È bastato che rilasciasse un paio di interviste per mettere in allarme un intero governo perdutosi nei saloni di Villa Pamphilj (vorrei vedere voi in mezzo a quei corridoi dove la cera è in concessione ad Atlantia, senza navigatore o almeno navigator). Il Pd vede Di Battista come fumo negli occhi esattamente come Beppe Grillo che passa le giornate a tirargli scappellotti, maledetto figlio che spacca vetri con la fionda. Dietro questo cinema c’è qualcosa di serio: il movimento non è mai stato così spaccato. Da una parte il guru comico, il premier Conte e il presidente della Camera, Roberto Fico, rappresentano gli integrati che vogliono portare avanti la legislatura. Dall’altra Davide Casaleggio (lasciato fuori dagli Stati Generali), Di Maio e il Di Battista medesimo vedrebbero favorevolmente uno sgambetto rovinoso e un ritorno alle urne.

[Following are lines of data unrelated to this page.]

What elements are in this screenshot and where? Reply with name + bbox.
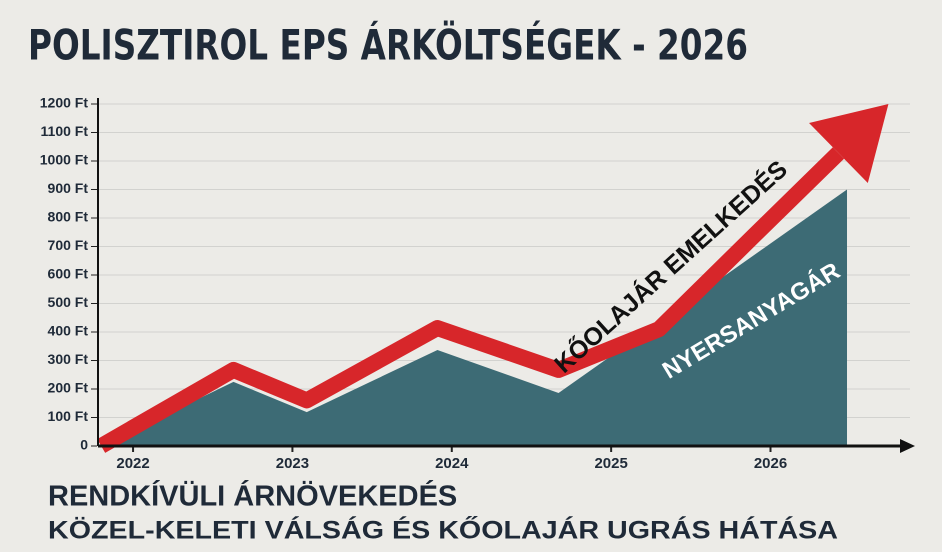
x-tick-label: 2022 [116, 455, 149, 472]
y-tick-label: 1000 Ft [40, 152, 89, 168]
y-tick-label: 100 Ft [48, 408, 89, 424]
y-tick-label: 600 Ft [48, 266, 89, 282]
y-tick-label: 900 Ft [48, 180, 89, 196]
y-tick-label: 300 Ft [48, 351, 89, 367]
arrow-head [809, 104, 889, 183]
x-tick-label: 2024 [435, 455, 469, 472]
arrow-line [97, 147, 845, 453]
subtitle: RENDKÍVÜLI ÁRNÖVEKEDÉS [48, 479, 457, 513]
x-tick-label: 2023 [276, 455, 309, 472]
chart-title: POLISZTIROL EPS ÁRKÖLTSÉGEK - 2026 [28, 20, 748, 70]
y-tick-label: 1200 Ft [40, 95, 89, 111]
y-tick-label: 1100 Ft [41, 123, 89, 139]
y-tick-label: 800 Ft [48, 209, 89, 225]
x-tick-label: 2025 [594, 455, 627, 472]
y-tick-label: 200 Ft [48, 380, 89, 396]
area [101, 189, 848, 446]
x-axis-arrow [900, 439, 915, 453]
y-tick-label: 700 Ft [48, 237, 89, 253]
y-tick-label: 0 [80, 437, 88, 453]
note: KÖZEL-KELETI VÁLSÁG ÉS KŐOLAJÁR UGRÁS HÁ… [48, 516, 838, 545]
x-tick-label: 2026 [754, 455, 787, 472]
y-tick-label: 400 Ft [48, 323, 89, 339]
y-tick-label: 500 Ft [48, 294, 89, 310]
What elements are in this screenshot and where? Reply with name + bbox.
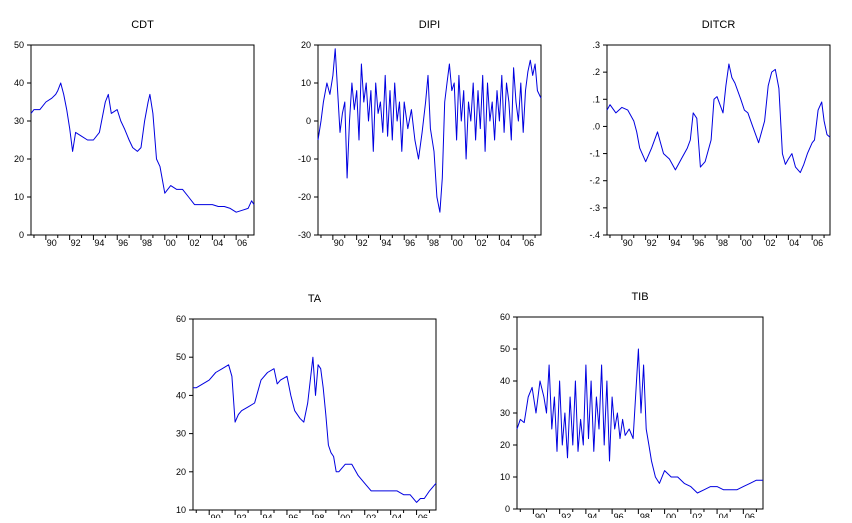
x-tick-label: 94 xyxy=(94,238,104,248)
x-tick-label: 06 xyxy=(237,238,247,248)
x-tick-label: 06 xyxy=(745,512,755,518)
panel-title-ta: TA xyxy=(308,293,322,305)
y-tick-label: -.1 xyxy=(589,149,600,159)
y-tick-label: .3 xyxy=(592,40,600,50)
x-tick-label: 96 xyxy=(405,238,415,248)
y-tick-label: 40 xyxy=(176,390,186,400)
y-tick-label: 20 xyxy=(301,40,311,50)
x-tick-label: 04 xyxy=(500,238,510,248)
x-tick-label: 04 xyxy=(789,238,799,248)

Per ora il progetto avanza molto piano, anche i grillini sono diventati dorotei e più che affidarsi a Rousseau, russano sulle comode poltrone delle partecipate. Nel frattempo la scena è tutta di Di Battista, il caudillo in risciò, che si intesta il nuovo declino per il bene di tutti noi e per recuperare qualche consenso. Fra poco ci sono le regionali in Campania, Puglia, Toscana, Marche (Liguria e Veneto sembrano fuori gioco) e le parole del Dibba un effetto l’hanno sortito: Pd e 5Stelle non sono ancora riusciti a trovare un candidato condiviso neppure a Barletta. Urge correre sul posto, ma da Roma in monopattino c’è il rischio di arrivare quando il centrodestra avrà già vinto.